Una storia che concentra tutte quelle indicazioni, visioni e temi che spesso il cinema sa trasmettere alla gente. Ora su TIMVISION.
Esiste una sorta di bagaglio linguistico che fa parte della memoria popolare, che viene dal cinema. “Francamente me ne infischio”, battuta di Clark Gable in Via col vento, “Nessuno è perfetto”, di J. E. Brown in A qualcuno piace caldo, fanno parte di quel bagaglio. E poi c’ “E.T. telefono casa” che forse andrebbe posto in cima a quell’antologia. Sembra una piccola frase, ingenua, e sentimentale, ma “dietro” c’è veramente tanto.
La storia dell’extraterrestre, abbandonato sulla terra, trovato dal bambino che lo accoglie e lo protegge, rappresenta indicazioni, visioni e temi che spesso il cinema sa trasmettere alla gente. Se poi c’è di mezzo Steven Spielberg, l’indicazione assume forza e diventa un abbrivio che farà parte della “memoria popolare” appunto, e diventa un modello buono, del quale si sente sempre il bisogno. “Modello buono”, se ci riferisce alla fantascienza, è un concetto quasi anomalo. Basta rifarsi ad alcuni grandi classici del genere, rimango all’era recente: Odissea nello spazio, Guerre stellari, Blade Runner, Alien, Matrix, La guerra dei mondi, il “contemporaneo Interstellar. Contenuti e pronunciamenti non erano mai rassicuranti, si tratta di minacce e invasioni che vengono da altri mondi.
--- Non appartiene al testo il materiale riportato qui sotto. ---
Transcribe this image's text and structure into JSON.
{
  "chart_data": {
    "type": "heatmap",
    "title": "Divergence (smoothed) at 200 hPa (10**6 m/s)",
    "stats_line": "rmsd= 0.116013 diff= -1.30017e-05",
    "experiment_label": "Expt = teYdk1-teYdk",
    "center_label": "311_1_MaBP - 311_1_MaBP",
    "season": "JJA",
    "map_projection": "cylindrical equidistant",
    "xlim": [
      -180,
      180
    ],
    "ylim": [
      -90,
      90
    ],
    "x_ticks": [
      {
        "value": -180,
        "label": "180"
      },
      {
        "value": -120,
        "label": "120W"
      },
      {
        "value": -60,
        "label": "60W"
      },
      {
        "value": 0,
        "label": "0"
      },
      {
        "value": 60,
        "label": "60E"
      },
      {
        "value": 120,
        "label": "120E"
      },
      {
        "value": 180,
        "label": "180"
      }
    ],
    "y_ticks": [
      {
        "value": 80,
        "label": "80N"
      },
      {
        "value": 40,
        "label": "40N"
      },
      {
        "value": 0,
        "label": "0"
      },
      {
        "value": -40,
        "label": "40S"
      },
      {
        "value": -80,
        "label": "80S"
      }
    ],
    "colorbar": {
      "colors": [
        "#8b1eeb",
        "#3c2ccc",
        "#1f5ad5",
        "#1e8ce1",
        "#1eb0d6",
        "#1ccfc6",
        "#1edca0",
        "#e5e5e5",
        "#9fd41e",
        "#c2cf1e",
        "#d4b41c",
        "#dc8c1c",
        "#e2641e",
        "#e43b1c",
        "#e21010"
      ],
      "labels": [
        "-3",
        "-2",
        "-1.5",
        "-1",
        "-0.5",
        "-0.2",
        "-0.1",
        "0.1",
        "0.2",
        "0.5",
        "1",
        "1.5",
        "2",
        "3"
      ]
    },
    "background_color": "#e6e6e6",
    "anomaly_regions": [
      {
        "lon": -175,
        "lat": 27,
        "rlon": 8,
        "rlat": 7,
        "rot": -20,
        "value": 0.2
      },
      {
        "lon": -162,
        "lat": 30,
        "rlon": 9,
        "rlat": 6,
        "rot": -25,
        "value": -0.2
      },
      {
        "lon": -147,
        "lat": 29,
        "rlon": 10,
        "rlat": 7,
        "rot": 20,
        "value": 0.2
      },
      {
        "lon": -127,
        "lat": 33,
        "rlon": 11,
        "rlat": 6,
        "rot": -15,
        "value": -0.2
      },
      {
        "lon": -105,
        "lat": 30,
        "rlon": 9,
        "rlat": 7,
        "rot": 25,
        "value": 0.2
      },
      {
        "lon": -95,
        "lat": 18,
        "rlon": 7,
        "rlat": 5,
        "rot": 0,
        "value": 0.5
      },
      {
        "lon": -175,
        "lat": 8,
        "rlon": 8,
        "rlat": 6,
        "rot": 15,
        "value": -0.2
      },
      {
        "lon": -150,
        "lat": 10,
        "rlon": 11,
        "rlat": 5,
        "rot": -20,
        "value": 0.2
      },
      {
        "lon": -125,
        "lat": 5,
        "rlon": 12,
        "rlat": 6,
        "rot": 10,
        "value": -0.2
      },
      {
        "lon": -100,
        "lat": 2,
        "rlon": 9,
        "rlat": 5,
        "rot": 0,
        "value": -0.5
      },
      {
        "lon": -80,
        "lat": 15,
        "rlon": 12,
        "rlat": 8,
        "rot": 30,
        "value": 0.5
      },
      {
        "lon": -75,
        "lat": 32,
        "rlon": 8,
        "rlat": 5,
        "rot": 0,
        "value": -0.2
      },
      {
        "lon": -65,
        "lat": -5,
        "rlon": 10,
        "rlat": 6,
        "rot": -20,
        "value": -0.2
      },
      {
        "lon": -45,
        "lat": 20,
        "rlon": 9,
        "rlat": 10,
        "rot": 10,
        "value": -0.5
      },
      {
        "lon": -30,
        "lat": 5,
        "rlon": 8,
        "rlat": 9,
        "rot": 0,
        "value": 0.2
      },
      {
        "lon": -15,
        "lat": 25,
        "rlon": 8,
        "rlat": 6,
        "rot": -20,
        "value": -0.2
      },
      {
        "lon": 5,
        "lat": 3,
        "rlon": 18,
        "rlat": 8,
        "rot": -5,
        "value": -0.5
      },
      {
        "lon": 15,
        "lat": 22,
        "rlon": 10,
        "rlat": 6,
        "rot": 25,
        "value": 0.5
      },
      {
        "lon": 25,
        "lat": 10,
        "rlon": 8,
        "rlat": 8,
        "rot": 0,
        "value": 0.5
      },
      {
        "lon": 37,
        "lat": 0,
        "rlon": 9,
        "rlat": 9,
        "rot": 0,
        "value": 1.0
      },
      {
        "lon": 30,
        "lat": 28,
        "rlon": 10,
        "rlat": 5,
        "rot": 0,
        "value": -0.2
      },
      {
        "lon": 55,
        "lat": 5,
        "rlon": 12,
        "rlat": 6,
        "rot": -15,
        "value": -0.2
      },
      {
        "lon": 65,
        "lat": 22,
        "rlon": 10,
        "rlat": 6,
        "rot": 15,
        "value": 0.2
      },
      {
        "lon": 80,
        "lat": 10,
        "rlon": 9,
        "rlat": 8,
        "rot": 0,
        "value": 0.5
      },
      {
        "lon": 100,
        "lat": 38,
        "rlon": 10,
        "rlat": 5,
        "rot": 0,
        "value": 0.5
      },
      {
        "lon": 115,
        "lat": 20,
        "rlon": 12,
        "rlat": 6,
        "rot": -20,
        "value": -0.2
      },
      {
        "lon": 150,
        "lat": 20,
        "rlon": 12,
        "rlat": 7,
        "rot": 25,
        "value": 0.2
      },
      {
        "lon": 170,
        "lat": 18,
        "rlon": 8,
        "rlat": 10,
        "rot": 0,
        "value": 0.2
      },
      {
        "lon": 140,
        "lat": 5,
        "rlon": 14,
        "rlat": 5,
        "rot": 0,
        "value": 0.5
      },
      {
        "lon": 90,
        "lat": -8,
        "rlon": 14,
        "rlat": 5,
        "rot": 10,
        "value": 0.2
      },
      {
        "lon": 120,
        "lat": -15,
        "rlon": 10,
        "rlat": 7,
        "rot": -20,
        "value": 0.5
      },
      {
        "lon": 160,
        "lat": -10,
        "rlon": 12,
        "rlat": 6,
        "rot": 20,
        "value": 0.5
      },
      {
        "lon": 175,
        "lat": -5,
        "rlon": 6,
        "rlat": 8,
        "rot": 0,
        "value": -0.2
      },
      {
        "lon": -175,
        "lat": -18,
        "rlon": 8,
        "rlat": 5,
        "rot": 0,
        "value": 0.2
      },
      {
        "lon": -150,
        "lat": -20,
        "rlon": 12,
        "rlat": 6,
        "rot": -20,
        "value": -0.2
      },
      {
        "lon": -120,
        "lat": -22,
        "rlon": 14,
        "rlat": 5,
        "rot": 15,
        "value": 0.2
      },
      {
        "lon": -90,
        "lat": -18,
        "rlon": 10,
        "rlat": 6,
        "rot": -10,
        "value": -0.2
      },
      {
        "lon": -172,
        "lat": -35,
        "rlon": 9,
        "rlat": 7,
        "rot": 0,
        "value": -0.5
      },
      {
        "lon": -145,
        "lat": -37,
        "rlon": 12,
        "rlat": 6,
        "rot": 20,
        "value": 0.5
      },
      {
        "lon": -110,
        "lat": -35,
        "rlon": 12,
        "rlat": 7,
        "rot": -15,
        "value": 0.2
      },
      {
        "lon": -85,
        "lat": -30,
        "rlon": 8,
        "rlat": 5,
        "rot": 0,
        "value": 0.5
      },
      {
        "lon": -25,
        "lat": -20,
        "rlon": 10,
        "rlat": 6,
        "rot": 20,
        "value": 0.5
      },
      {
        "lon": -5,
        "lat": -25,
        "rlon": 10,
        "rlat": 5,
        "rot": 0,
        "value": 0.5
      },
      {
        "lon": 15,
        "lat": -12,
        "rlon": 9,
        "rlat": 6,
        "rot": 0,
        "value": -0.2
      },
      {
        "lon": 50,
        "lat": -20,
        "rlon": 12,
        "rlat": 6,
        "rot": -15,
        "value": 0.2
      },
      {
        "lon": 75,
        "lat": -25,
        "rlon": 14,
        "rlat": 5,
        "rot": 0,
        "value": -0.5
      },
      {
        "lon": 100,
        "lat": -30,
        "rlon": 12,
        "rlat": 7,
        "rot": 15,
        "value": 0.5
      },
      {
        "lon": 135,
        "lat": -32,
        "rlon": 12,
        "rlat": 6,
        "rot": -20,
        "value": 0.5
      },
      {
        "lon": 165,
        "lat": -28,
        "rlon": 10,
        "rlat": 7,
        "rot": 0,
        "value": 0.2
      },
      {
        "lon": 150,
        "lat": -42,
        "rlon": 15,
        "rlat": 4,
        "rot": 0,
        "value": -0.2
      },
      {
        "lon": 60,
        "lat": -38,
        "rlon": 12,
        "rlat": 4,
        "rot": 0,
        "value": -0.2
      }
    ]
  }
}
C’è anche qualcosa di incoraggiante, come Incontri ravvicinati, sempre dovuto a Spielberg. E.T., è un simbolo buono e completo. Sente la lontananza dai suoi simili, ma si fida, e si integra col piccolo amico terrestre che lo protegge. Ma il suo intento, la sua speranza è quella di tornare a casa. E dunque quella famosa frase. Il film è in gran parte sentimentale, e sappiamo quanto la critica prevalente non ami quella debolezza. Tuttavia le critiche furono positive. Ma soprattutto E.T. rimane uno dei campioni di incasso di tutti i tempi. Una citazione per Carlo Rambaldi che ha costruito un extraterrestre, umano, amico di famiglia. Non era facile.